諶景疏身量極高,樂珠站在他面前,頭都不及他肩膀處,暗自腹誹的走到他身後,舉著尺子開始量。

走到身前,仔仔細細的繼續,諶景疏垂眸,看她的認真勁,似乎想到了什麼,眉眼輕鬆。

看得見她頭頂的髮旋,睫毛濃密,挺翹的鼻子,怎麼看都像是個未出閣的丫頭,諶景疏倒是覺得離了那相府也好,那些府裡頭的陰私他早已司空見慣且噁心至極,若是一隻生活在那種地方,最終無論多麼鮮活的人,都會變成一具行屍走肉。

在量腰身時,拿著繩子的樂珠伸手環住去圍,鼻尖縈繞著乾淨皂角的味道,她突然感覺有些熱,只得匆匆量完。

諶景疏的身子是極為健壯的,樂珠不小心碰到都是硬邦邦的,感覺撞上去會很痛。拿著尺子就往屋裡跑,諶景疏倒是不在意的坐下,沒看見樂珠羞紅的臉。

清水山種著許多桃樹,桃樹上的花苞也慢慢升起芽兒來,今年想必是個熱乎的年節了,農人都期盼有個好收成。

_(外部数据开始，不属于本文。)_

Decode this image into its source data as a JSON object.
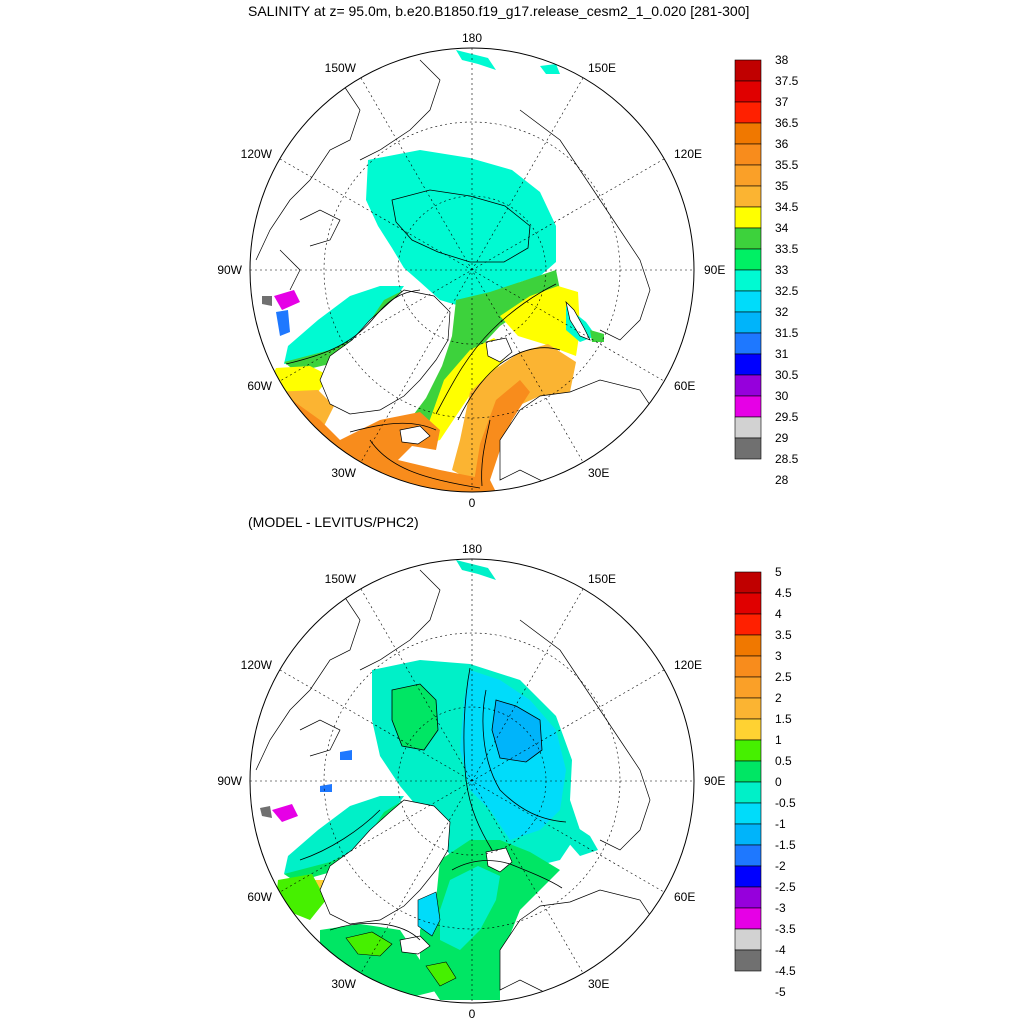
{
  "title": "SALINITY at z=  95.0m, b.e20.B1850.f19_g17.release_cesm2_1_0.020 [281-300]",
  "subtitle": "(MODEL - LEVITUS/PHC2)",
  "lon_labels": {
    "top": "180",
    "bottom": "0",
    "left": "90W",
    "right": "90E",
    "upper_left_1": "150W",
    "upper_left_2": "120W",
    "lower_left_1": "60W",
    "lower_left_2": "30W",
    "upper_right_1": "150E",
    "upper_right_2": "120E",
    "lower_right_1": "60E",
    "lower_right_2": "30E"
  },
  "colorbar_top": {
    "labels": [
      "38",
      "37.5",
      "37",
      "36.5",
      "36",
      "35.5",
      "35",
      "34.5",
      "34",
      "33.5",
      "33",
      "32.5",
      "32",
      "31.5",
      "31",
      "30.5",
      "30",
      "29.5",
      "29",
      "28.5",
      "28"
    ]
  },
  "colorbar_bottom": {
    "labels": [
      "5",
      "4.5",
      "4",
      "3.5",
      "3",
      "2.5",
      "2",
      "1.5",
      "1",
      "0.5",
      "0",
      "-0.5",
      "-1",
      "-1.5",
      "-2",
      "-2.5",
      "-3",
      "-3.5",
      "-4",
      "-4.5",
      "-5"
    ]
  },
  "colors": {
    "top_scale": [
      "#c00000",
      "#e00000",
      "#ff2000",
      "#f07800",
      "#f88c1c",
      "#faa028",
      "#fbb432",
      "#ffff00",
      "#3dd23c",
      "#00f064",
      "#00fad2",
      "#00dcfa",
      "#00b4fa",
      "#1e78ff",
      "#0000ff",
      "#9600dc",
      "#e600e6",
      "#d2d2d2",
      "#707070"
    ],
    "bottom_scale": [
      "#c00000",
      "#e00000",
      "#ff2000",
      "#f07800",
      "#f88c1c",
      "#faa028",
      "#fbb432",
      "#ffd232",
      "#46f000",
      "#00e664",
      "#00f0c8",
      "#00dcfa",
      "#00b4fa",
      "#1e78ff",
      "#0000ff",
      "#9600dc",
      "#e600e6",
      "#d2d2d2",
      "#707070"
    ]
  }
}
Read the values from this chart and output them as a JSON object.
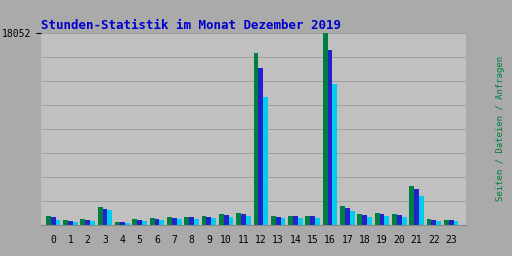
{
  "title": "Stunden-Statistik im Monat Dezember 2019",
  "title_color": "#0000CC",
  "title_fontsize": 9,
  "background_color": "#AAAAAA",
  "plot_bg_color": "#C0C0C0",
  "grid_color": "#999999",
  "ymax_label": "18052",
  "ytick_val": 18052,
  "ylim": 18052,
  "hours": [
    0,
    1,
    2,
    3,
    4,
    5,
    6,
    7,
    8,
    9,
    10,
    11,
    12,
    13,
    14,
    15,
    16,
    17,
    18,
    19,
    20,
    21,
    22,
    23
  ],
  "seiten": [
    900,
    500,
    560,
    1700,
    340,
    570,
    640,
    760,
    820,
    890,
    1060,
    1200,
    16200,
    900,
    910,
    910,
    18052,
    1800,
    1100,
    1200,
    1080,
    3700,
    590,
    530
  ],
  "dateien": [
    760,
    430,
    500,
    1560,
    300,
    500,
    570,
    700,
    760,
    800,
    970,
    1100,
    14800,
    820,
    830,
    830,
    16500,
    1650,
    1000,
    1100,
    980,
    3400,
    540,
    480
  ],
  "anfragen": [
    530,
    350,
    400,
    1420,
    260,
    430,
    490,
    550,
    600,
    640,
    780,
    870,
    12100,
    650,
    660,
    660,
    13300,
    1300,
    800,
    870,
    760,
    2750,
    430,
    380
  ],
  "color_seiten": "#008040",
  "color_dateien": "#2222CC",
  "color_anfragen": "#00CCEE",
  "bar_width": 0.28,
  "n_gridlines": 8,
  "right_label": "Seiten / Dateien / Anfragen",
  "right_label_color_seiten": "#009955",
  "right_label_color_sep": "#666666",
  "right_label_color_dateien": "#3333CC",
  "right_label_color_anfragen": "#00BBCC"
}
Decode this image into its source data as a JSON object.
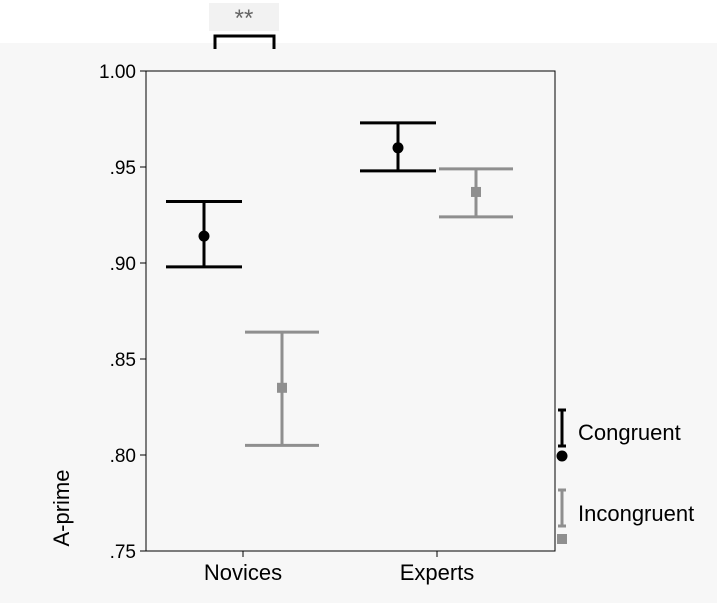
{
  "chart_data": {
    "type": "errorbar",
    "title": "",
    "xlabel": "",
    "ylabel": "A-prime",
    "categories": [
      "Novices",
      "Experts"
    ],
    "ylim": [
      0.75,
      1.0
    ],
    "yticks": [
      0.75,
      0.8,
      0.85,
      0.9,
      0.95,
      1.0
    ],
    "ytick_labels": [
      ".75",
      ".80",
      ".85",
      ".90",
      ".95",
      "1.00"
    ],
    "grid": false,
    "legend_position": "right",
    "series": [
      {
        "name": "Congruent",
        "color": "#000000",
        "marker": "circle",
        "means": [
          0.914,
          0.96
        ],
        "ci_lower": [
          0.898,
          0.948
        ],
        "ci_upper": [
          0.932,
          0.973
        ]
      },
      {
        "name": "Incongruent",
        "color": "#8f8f8f",
        "marker": "square",
        "means": [
          0.835,
          0.937
        ],
        "ci_lower": [
          0.805,
          0.924
        ],
        "ci_upper": [
          0.864,
          0.949
        ]
      }
    ],
    "annotations": [
      {
        "text": "**",
        "category": "Novices",
        "type": "significance-bracket"
      }
    ]
  }
}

自打上次把衛歲安丟了捱了幾頓罵後,寧渝璇倒是安分了幾天,今日看著日頭好,不情不願的跑到東宮去,小嘴垮的可以掛油壺了。

彼時寧潯卿正同那狀元郎顧允議事,寧渝璇提著裙子就走了進去,顧允最先看見她,眸中盡是寵溺之意,忙站起來,道:“公主駕到,陸某有失遠迎。”

寧潯卿嘲笑他裝模作樣,見自家妹妹這副不高興的模樣,站起身走到顧允旁邊,笑著:“這是誰又將你氣著了?”

“沒有誰,我自己氣自己,哥哥,你把你庫房東西送我一件唄~”

寧渝璇朝顧允眨眨眼睛,走到他旁邊,暗暗戳戳他的手臂,見他耳根泛了紅,這才笑了出來。

太子庫房的東西自然都是好東西,寧潯卿坐到太師椅上,道:“你要孤庫房東西做什麼?”

“還不是因為上次得罪了那個衛歲安,皇奶奶讓我去道歉,我就看太子哥哥你這裡東西多,勻給妹妹一件,好不?”

寧渝璇帶著撒嬌的語氣,眼睛中盡是撒嬌的意味,寧潯卿一聽到衛歲安的明子,臉色瞬間冷凝,但還是笑著說:“當然可以。”

最後,等了沒多久的寧渝璇就拿到一個精緻的小木匣,裡頭是一隻用東珠做成的簪子,在微弱的光下潤澤美麗,寧渝璇看了都有些想要了。這是前些年北方朝貢送來的珠子,他本想做好了送給樂珠的,那如今便當送個人情,送予衛歲安。

但是,他怎麼會白送呢?

“顧允,你正好要出宮,帶上她。”

“是,殿下。”

寧渝璇臉一紅,輕輕哼了一聲小跑了除去,陸休無奈的笑笑,忙跟了上去。

二人走後,寧潯卿的臉瞬間陰沉了下來,崔藿走來,道:“殿下,已經按照您的旨意去做了。”

“嗯,既然他們想玩,那孤就陪他們好好玩啊,只是一些沒用的棄子,死不足惜。”

他坐在太師椅上,冷笑著,手中是樂珠賣出去的香囊,他緊緊握在手中,腦中全是樂珠的模樣。

眾人都不知道,他是被樂珠救的,沒有她就沒有現在的太子,他會想盡一切辦法找到她,奪回她,殺掉那個辱沒她身份的獵戶。

出了宮門的二人上了馬車,顧允臉色羞紅,寧渝璇倒是好笑的撐著臉看他:“喂喂,你怎麼不敢看本公主呀。”